A study, published last week in this month’s issue of the journal Health Care Risk, shows the potential consequences of slashing the NHS workforce by 10 per cent, as recommended by a government-commissioned report from management consultants McKinsey and Company.

The researchers, from Loughborough University, assessed the effect of the squeeze on NHS budgets in 2006-07, when the government told trusts they must balance their books after the service ended the previous year with a debt of £512m.

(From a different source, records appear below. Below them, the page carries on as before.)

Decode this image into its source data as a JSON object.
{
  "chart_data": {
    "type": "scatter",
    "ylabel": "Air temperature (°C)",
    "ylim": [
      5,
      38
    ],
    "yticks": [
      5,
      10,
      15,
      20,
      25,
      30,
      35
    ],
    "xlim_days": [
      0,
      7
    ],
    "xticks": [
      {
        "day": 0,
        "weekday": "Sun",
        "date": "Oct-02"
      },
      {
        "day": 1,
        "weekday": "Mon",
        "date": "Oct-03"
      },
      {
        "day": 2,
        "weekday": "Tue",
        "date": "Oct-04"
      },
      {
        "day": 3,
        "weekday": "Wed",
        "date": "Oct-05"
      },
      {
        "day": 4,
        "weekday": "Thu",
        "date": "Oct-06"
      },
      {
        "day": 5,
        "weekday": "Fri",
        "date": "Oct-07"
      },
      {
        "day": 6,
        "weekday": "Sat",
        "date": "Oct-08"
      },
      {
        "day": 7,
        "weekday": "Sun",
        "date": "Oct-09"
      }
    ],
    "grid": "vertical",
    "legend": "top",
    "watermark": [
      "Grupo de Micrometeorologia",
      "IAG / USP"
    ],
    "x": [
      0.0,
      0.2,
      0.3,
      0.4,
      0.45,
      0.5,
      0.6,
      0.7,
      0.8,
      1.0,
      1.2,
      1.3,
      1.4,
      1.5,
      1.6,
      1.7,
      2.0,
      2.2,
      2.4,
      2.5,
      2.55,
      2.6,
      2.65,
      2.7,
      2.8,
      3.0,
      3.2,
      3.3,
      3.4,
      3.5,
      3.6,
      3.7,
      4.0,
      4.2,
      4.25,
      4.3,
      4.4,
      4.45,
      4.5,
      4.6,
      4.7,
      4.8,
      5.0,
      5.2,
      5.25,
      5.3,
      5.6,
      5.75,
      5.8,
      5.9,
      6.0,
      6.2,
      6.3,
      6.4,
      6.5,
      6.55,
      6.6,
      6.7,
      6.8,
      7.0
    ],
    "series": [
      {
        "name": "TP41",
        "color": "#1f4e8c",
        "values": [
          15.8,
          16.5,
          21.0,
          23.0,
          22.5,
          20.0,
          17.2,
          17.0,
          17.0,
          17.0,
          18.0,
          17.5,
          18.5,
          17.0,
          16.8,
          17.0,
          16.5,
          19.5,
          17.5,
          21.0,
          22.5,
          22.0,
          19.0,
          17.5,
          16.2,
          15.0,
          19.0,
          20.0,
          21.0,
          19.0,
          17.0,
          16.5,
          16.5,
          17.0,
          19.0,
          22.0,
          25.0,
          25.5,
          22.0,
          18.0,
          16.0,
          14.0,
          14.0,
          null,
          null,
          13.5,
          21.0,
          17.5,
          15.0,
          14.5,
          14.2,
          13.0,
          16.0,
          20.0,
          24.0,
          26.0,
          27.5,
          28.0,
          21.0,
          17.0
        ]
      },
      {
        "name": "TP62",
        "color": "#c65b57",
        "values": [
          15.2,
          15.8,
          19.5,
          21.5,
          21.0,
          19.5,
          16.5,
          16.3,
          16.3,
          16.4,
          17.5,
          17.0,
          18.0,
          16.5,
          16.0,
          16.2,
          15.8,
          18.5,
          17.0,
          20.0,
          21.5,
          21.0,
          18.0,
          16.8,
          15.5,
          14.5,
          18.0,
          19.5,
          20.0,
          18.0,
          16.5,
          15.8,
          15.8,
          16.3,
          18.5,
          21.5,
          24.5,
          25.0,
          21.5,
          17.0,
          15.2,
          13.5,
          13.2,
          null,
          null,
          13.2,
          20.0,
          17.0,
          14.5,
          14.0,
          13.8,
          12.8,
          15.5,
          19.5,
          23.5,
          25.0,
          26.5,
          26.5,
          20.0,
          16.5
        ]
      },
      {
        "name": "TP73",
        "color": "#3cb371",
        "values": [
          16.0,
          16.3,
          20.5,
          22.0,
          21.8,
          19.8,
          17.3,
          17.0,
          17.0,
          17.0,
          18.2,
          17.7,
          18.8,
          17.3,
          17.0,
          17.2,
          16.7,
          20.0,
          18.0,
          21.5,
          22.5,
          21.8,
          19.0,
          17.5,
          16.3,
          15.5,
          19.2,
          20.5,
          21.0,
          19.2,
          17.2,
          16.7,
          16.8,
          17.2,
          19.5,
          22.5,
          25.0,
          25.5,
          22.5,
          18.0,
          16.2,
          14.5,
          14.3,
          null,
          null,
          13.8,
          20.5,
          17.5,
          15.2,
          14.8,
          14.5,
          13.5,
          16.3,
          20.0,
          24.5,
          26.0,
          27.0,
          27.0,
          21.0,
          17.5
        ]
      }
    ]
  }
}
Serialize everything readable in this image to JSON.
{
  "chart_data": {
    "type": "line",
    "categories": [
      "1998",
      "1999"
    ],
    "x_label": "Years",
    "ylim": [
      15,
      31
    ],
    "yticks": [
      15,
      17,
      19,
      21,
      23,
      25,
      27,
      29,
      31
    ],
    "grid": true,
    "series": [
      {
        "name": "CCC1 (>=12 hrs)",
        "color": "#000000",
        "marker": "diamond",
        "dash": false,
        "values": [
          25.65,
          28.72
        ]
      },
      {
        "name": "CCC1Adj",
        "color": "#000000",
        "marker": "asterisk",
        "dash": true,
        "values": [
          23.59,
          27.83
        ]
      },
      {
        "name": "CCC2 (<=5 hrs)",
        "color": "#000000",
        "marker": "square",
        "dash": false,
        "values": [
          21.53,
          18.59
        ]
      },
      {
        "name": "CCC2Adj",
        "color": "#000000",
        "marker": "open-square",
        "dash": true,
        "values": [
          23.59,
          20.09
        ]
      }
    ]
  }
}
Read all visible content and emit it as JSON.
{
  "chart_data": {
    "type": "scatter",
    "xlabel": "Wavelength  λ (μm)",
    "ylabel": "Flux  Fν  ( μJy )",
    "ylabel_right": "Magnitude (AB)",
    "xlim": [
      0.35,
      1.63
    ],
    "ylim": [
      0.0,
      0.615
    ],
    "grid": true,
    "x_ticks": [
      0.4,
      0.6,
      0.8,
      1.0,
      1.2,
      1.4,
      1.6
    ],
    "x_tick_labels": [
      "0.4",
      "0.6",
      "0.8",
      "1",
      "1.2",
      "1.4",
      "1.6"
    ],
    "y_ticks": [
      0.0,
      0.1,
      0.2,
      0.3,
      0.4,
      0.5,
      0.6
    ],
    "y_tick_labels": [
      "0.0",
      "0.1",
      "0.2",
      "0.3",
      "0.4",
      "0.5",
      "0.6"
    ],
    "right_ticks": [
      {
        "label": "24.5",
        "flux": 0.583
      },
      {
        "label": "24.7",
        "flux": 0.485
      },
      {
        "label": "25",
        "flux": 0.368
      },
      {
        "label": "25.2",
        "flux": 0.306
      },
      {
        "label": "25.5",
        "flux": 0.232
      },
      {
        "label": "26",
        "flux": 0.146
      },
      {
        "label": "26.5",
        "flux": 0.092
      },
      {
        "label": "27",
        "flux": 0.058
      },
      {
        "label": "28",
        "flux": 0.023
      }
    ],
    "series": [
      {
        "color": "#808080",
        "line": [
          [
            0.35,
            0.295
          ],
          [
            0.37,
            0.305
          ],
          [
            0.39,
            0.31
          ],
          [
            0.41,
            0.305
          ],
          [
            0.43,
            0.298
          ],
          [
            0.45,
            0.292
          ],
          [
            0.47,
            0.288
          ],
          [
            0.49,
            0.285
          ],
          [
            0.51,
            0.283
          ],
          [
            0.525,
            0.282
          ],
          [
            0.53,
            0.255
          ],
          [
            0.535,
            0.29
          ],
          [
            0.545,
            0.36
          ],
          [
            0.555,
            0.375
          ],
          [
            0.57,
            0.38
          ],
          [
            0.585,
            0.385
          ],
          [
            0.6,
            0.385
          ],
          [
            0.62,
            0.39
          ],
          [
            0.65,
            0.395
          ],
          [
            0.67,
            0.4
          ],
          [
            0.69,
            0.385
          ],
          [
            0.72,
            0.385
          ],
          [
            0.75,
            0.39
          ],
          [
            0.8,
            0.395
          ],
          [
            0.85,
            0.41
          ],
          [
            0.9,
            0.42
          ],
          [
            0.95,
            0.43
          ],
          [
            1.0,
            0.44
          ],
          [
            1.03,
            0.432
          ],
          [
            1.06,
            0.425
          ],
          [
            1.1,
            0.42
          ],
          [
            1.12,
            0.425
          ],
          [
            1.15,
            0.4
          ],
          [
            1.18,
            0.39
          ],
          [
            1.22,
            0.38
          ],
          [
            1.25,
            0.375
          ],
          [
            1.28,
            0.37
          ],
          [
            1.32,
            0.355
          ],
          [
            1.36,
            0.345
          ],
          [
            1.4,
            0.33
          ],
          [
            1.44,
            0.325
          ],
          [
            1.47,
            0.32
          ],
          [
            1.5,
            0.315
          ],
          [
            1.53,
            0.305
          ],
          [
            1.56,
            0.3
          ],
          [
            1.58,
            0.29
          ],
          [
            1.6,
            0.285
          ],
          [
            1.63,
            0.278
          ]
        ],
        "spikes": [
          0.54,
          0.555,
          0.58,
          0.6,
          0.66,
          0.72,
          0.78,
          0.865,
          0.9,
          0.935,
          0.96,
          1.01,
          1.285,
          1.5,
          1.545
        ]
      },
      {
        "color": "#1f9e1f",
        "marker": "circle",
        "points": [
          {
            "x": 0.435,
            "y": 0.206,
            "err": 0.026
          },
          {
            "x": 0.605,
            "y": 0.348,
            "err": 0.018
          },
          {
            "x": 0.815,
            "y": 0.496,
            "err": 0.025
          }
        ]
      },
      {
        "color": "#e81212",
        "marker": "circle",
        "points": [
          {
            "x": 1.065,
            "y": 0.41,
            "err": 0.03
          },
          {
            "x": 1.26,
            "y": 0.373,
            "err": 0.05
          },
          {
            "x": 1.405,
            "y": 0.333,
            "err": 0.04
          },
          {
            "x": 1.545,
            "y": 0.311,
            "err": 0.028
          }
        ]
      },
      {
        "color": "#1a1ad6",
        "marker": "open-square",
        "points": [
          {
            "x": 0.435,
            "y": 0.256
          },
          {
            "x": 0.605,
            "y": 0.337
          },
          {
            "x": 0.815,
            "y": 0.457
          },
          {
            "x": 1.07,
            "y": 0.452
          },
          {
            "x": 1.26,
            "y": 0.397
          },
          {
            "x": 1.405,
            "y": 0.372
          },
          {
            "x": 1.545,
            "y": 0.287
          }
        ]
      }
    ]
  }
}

Taking one large acute hospital trust as an example, they looked at the impact of reducing expenditure on nursing across five wards – medicine for the elderly, gastroenterology, stroke services, maternity and delivery suite.

In October 2006, the trust introduced a range of tough cost-saving measures including a recruitment freeze and stringent limits on the use of agency and bank staff.

The researchers looked at the impact on nurses and patients during two three-month periods, one before the trust introduced the measures and one several months afterwards.

The data showed a significant hike in staff sickness rates between the periods, with qualified nursing staff taking around double the number of hours of sick after the cuts than previously.

The authors said the cost-cutting measures “would have started a vicious cycle where staff with increasing workloads get increased sickness and absence which in turn further increases the workload of those staff remaining”.

Additionally, the researchers identified a change in the prevalence of pressure sores among patients – considered to be a good indicator of nursing quality – across the three non-maternity wards. Prevalence increased from 1.60 per 1,000 bed days in the first period to 3.39 in the second.

“The impact on the qualified nursing staff was very significant, and sickness and absence levels indicated a significant shift in the risk to staff that could in the longer term have had more serious consequences for patient safety,” the authors warned.